Letters to the Editor: Oct. 3, 2008


Former council members happy - for now

On Nov. 4, Del Mar voters will decide whether to approve Measure H, giving the City Council authority to raise the transient occupancy tax, or TOT, from 10.5 percent up to 13 percent. This tax is paid by hotel visitors and has historically been used by our city for community needs. However, at the same time it placed measure H on the ballot, our council members also introduced a municipal code amendment formalizing their intent to consider foregoing a portion of a potential $300,000 in annual TOT revenue if hoteliers decided to form their own private marketing agency.

We authored an argument against measure H because we believe that, while the city should increase the TOT up to 13 percent, all of the money should go into our general fund.
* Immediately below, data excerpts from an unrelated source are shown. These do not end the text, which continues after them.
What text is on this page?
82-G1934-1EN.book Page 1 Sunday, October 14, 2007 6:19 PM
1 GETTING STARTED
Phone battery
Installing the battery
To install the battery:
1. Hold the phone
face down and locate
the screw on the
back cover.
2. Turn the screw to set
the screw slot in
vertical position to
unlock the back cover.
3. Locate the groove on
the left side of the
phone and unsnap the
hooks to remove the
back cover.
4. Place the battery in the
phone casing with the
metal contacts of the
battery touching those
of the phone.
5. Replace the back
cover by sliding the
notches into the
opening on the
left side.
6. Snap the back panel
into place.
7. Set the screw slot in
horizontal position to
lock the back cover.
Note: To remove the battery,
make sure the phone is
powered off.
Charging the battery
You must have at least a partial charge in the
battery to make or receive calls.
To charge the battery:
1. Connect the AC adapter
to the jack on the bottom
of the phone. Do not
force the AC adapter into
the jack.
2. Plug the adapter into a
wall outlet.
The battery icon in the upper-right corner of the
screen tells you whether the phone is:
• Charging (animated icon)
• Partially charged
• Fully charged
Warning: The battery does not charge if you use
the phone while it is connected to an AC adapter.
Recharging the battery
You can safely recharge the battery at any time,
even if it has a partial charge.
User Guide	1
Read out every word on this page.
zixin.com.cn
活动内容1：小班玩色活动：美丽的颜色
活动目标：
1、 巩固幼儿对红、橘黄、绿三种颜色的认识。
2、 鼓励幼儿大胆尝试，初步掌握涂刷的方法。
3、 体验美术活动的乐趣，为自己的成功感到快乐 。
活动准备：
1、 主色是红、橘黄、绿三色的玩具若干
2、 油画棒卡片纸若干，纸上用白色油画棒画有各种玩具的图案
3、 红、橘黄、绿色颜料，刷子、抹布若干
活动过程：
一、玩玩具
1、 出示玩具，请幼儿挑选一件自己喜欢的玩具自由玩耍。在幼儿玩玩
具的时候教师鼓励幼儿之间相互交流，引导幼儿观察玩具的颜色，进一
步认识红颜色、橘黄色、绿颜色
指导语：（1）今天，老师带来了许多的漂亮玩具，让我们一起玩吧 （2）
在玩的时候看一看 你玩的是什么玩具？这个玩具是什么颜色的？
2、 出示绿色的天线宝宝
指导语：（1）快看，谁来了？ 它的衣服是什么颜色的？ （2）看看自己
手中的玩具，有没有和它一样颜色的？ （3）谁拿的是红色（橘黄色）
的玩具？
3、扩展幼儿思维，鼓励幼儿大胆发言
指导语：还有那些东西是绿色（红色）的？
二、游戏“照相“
We were concerned about the intent of the companion amendment signaling to the hoteliers a willingness to potentially limit the TOT the city would collect, and we objected. On Sept. 22, based on our objection to the unwarranted concession to the hoteliers, limiting the funds available for general city needs, the City Council rescinded the code amendment.

We wish to acknowledge the council’s recent action rescinding the amendment. We hope the community will vote for measure H and at the same time, will appreciate the concerns we raised in our argument. While the immediate concerns raised in our ballot argument have been averted, it is important for the community to be aware that the issues raised in our objection will most assuredly resurface. Therefore, our argument still serves a cautionary purpose. While council members reversed their action, they nevertheless reiterated continued interest in financial support for marketing for and by the hotels. They handed off to the next council the opportunity to re-write a TOT ordinance if measure H passes. We encourage the community to weigh in on how the TOT ordinance is ultimately written and how any TOT increase is spent. It is our wish, as residents and former Mayors and Council Members, that the Council will utilize the entire, maximum TOT revenue for city purposes.

Mark Whitehead

Brooke Eisenberg-Pike

Deborah Isackson-Groban

Jan McMillan

Jacqueline Winterer

Del Mar

Still get out and vote

Voting here in Del Mar is a family tradition and it will be again this November. Even though the outcome of the Del Mar City Council race has already been decided, there is an important reason to cast your vote in our local election. Here’s why: The candidate who receives the largest number of votes gets to be the mayor after Deputy Mayor Crystal Crawford and Councilman Richard Earnest, who will follow in that order. In his third year, the candidate with the highest number of votes will become mayor.

To be mayor is a high honor. Therefore, by casting our vote, we will help to determine who that candidate will be. It does lend some interest to our hometown race! Let’s wish them all good luck, and be sure to go out and vote on Election Day.